Dr. Shannon and Ms Bayliss might respond to the following. Let us say a parent wants to pay maintenance and is reliably paid. That is not the baseline. We have a public model which is the baseline, and maintenance can be paid on top of that.

However, our concern is situations where it is not paid and how we can attach that. What was said about the PPS number is very important. It is important that the liable parent, as it were, pays and it is not just the State. It should not become an acceptable State idea that people can leave their child – or whatever scenario has happened before – and have no financial obligation to care for their child in some way. I do not want to decouple it so much that maintenance ceases to be relevant to it. There are many different ways of considering that, whether that is paid from a court order that is simply then paid to or attached to Revenue and feeds into the Exchequer fund generally and goes to support a different model.

I am interested in what Dr.
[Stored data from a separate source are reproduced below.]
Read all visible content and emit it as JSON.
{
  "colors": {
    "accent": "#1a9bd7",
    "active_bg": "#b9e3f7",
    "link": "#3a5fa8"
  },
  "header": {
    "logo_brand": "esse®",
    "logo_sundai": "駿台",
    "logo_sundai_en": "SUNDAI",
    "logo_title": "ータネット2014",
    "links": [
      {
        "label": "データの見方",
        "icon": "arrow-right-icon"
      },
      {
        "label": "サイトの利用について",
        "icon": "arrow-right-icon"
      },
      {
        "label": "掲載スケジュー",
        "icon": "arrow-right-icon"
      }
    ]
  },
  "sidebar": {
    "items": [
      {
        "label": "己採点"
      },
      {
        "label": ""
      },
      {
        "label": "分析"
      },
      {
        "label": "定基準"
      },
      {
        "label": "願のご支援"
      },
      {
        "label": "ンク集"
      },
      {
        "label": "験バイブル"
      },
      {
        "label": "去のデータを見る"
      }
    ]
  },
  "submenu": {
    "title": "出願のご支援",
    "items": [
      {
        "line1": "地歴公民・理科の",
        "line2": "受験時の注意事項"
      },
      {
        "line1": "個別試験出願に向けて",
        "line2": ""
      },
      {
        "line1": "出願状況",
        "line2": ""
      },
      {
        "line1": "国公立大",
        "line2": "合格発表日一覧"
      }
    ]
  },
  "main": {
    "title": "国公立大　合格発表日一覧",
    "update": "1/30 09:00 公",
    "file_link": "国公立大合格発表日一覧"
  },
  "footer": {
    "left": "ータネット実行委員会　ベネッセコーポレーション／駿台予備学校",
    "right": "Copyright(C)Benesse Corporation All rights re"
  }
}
Shannon said about how far an agency can go. I do not know if he elaborated on that following the Supreme Court and how far an agency can go beyond a court being involved. The biggest difficulty seems to be with access to court and actual enforcement of the different models. We have talked much about maintenance, but enforcement of access is an issue I see again and again in different ways. With an access issue, one should not have to go back to court each time. It makes the issue much bigger than it needs to be when one is trying to have a harmonious life for a child. Can he elaborate on some of those points please?

I want to ask about section 47 and I will do it in the second round.